Ölümler devam etti. Kavgalar, iç hesaplaşmalar. Çiçekler köşelerde tüm güzellikleriyle gizlice açtılar. Lâkin insanlığın beklediği bahar ya yakıcı bir yaza dönüştü ya da gelmedi. Kimisi beklemeyi bıraktı. Kimisi de devam etti yoluna. Her şeyin hızla değiştiği ve hiçbir şeyin elde sıkıca tutulamadığı zamanlarda şimdi biz hangi mevsimdeyiz, neredeyiz-bilinmez ama yoldayız- belki yol yok. Bazen çıkıp bir şeyler söylüyoruz- belki beyhude. Yine de yaşamak yakalayınca bizi bir yerden, onunla birlikte sürüklenip duruyoruz. Ve tüm olanlara ve olmayanlara rağmen rüyaların kâbusla karışık yerlerinde lütfedilen o sevilenlerin yüzleriyle özlemi bastırarak hayata direnmeye çabalıyoruz.
Günden güne daha iyi öğrenerek sevmeyi, kavrayarak sevginin kıymetini. Öte yandan kendine de direnerek, umut etmenin en son kötülük olduğu zannına kapılmamaya çalışarak. Sevmeyi hiç bilememek korkusunun sevgiyi silme eğiliminde olduğu yalnızlık anlarına itilmekten çekinerek. Bir de tüm korkuların üstünde elde olmadan insanların arasına yerleşen “yüzyıllık zaman ve yüz yıllık yolların” dayanılmazlığına göğüs gererek.
Ne olursa olsun insanız ve bilemiyoruz. Belki çoktan geçtik en güzel günleri. Bilemiyoruz az evvel gördüğümüz sevdiğimizi son kez görmüş olabileceğimiz ihtimalini. Ölümle yahut bazen ölümden beter uzaklıklarla ayrılacağımızdan bihaber olduğumuz için gözden kaçırdığımız detayları. Ruhundan size doğru yükselen ve sizi saran ev huzurunun bir anda yerle bir olma ihtimalinin havada asılı olabileceğini.
Elindeki yara izine dokunmadan sizi uğurlamasına izin verdiğiniz otobüs durağında, “seni göreceğim” demesine güvenerek yola koyulduğunuz zamanlarda planların boşunalığını. Kimimiz için bunları düşünmek yersiz endişe, kimininse bağrına çoktan düşmüş bir kor. Ölüm yeryüzünü hiçbir zaman terk etmedi elbette fakat ölüm hiçbir zaman bu kadar alçakça birikmemişti yeryüzünde. Bu yüzden her ne olursa olsun, kim umutsuzluk ve kötülük tohumlarını çağın korkunç hızına uygun şekilde saçarsa saçsın, hayatımızda sonsuz etkileri olan o her kısacık an ve o anlar içerisinde irademizle yahut bilinçsizce yöneldiğimiz yollar lütfen sevgiye ulaşsın.

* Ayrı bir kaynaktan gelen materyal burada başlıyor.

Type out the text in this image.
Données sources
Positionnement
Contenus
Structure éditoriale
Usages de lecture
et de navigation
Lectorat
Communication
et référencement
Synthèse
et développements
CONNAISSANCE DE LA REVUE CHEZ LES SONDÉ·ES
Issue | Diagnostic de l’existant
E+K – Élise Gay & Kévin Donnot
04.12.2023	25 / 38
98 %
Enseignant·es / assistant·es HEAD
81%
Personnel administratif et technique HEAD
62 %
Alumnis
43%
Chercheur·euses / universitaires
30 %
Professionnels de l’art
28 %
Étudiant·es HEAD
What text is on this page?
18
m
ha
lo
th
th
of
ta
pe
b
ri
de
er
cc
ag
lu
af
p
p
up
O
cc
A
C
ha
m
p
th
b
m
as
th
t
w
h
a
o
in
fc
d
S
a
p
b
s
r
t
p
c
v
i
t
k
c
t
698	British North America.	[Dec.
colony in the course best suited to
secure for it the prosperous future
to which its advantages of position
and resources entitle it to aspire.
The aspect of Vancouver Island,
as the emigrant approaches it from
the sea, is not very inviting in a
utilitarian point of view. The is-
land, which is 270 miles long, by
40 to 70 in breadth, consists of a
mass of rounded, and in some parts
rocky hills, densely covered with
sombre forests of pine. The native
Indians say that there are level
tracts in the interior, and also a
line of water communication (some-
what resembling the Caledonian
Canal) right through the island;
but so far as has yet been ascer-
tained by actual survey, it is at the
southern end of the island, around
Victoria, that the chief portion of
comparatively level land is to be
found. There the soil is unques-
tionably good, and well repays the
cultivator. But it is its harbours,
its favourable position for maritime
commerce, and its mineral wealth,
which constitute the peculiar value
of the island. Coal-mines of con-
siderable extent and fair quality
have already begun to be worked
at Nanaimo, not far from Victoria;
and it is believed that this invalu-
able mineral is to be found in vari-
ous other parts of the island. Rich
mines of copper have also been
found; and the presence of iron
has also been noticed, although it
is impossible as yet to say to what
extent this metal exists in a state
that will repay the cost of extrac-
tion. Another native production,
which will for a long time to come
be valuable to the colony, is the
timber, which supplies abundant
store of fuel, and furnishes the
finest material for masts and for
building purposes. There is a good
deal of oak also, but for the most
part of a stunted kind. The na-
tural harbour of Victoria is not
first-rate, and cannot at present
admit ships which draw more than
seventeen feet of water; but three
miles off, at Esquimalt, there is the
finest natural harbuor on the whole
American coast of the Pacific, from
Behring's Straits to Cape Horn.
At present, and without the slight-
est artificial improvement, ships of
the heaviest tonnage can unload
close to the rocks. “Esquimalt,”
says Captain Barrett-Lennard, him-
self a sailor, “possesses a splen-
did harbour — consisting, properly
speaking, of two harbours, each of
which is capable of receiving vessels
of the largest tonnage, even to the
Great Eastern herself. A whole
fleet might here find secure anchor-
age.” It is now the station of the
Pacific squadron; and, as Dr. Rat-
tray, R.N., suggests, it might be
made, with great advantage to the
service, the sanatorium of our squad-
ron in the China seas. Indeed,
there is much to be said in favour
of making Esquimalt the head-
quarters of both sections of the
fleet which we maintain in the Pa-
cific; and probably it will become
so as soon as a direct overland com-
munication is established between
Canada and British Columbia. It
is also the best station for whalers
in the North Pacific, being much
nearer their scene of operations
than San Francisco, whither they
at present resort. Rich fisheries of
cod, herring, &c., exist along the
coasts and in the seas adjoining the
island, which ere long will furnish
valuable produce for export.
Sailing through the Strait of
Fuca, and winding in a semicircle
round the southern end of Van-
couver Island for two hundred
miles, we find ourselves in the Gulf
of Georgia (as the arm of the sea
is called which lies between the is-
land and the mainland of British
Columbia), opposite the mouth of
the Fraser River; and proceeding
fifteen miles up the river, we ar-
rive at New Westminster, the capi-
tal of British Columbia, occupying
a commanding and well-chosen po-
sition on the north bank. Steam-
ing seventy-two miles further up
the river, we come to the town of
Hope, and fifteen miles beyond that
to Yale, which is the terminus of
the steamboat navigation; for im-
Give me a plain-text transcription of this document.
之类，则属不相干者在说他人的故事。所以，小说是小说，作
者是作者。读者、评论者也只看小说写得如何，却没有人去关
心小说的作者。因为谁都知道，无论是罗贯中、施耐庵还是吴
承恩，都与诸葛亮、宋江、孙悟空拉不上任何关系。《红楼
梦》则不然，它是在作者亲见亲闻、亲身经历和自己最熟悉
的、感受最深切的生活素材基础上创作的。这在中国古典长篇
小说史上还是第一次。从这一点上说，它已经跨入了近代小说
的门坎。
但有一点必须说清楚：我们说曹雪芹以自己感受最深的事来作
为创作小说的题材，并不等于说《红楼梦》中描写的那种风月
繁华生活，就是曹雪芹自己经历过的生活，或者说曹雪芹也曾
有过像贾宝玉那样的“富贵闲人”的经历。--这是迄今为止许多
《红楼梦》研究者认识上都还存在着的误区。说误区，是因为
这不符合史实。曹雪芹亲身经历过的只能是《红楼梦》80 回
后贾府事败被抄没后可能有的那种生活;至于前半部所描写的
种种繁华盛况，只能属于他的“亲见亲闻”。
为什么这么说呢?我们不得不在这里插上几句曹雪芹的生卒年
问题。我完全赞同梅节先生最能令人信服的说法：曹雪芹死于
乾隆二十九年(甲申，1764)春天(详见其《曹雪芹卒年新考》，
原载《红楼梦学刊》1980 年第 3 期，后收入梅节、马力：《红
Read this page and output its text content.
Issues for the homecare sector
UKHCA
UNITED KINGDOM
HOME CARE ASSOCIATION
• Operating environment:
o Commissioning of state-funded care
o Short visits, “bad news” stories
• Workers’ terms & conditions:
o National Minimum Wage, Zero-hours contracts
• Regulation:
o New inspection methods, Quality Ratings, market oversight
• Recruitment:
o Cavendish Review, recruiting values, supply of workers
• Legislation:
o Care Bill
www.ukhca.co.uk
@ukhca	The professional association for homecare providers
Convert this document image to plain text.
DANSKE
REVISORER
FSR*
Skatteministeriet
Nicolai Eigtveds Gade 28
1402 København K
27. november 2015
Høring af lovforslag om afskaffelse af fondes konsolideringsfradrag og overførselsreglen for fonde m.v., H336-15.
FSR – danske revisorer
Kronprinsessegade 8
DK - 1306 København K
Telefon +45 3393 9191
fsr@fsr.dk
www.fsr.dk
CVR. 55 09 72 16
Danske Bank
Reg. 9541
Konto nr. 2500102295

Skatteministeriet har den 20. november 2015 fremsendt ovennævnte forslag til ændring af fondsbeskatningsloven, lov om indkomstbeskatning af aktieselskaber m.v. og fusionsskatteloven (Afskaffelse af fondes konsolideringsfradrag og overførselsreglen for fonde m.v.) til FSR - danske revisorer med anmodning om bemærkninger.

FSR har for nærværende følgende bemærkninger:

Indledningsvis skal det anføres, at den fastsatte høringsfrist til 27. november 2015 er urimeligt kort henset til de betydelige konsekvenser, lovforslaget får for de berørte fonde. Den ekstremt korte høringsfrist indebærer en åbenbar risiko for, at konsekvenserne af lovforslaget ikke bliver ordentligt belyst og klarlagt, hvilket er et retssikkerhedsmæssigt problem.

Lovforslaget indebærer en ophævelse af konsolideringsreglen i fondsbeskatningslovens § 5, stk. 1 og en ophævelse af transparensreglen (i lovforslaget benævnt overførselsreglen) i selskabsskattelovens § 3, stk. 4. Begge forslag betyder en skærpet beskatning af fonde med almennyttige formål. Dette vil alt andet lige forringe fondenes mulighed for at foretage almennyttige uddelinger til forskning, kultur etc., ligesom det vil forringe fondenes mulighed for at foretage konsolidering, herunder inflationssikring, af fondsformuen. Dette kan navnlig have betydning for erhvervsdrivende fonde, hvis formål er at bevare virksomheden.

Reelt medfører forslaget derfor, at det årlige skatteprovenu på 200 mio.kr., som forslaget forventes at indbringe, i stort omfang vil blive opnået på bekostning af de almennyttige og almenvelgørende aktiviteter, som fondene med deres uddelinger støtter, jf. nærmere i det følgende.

İnsanı içten içe zehirleyen nefreti bırakalım. Nefret edeceksek de şayet Mihail Nuayme’nin dediği gibi zalimden değil, zulümden nefret edelim. Zalimden nefret edersek şayet, onun gibi zalimlerden oluruz. Ve seversek onu eğer, adaleti tanır ve zalimi ona teslim ederiz.** Çünkü biliyorum en büyük bedbahtlık yeryüzündeki cehennemin ateşinde çaresizce yanmaktan çok, bir gün o ateşi tutuşturanlara dönüşmek.
Güneşin altında harcanan onca emekten tek kazancımız sevgi olacak. Sevelim ve sevilelim- şefkatle.
* Madak, Didem (2015). Ah’lar Ağacı. İstanbul: Metis Yayınları, s.15.
** Nuayme, Mihail (2003). Tanrıya Dönüş Azığı. İstanbul: Babil Yayınları, s.50.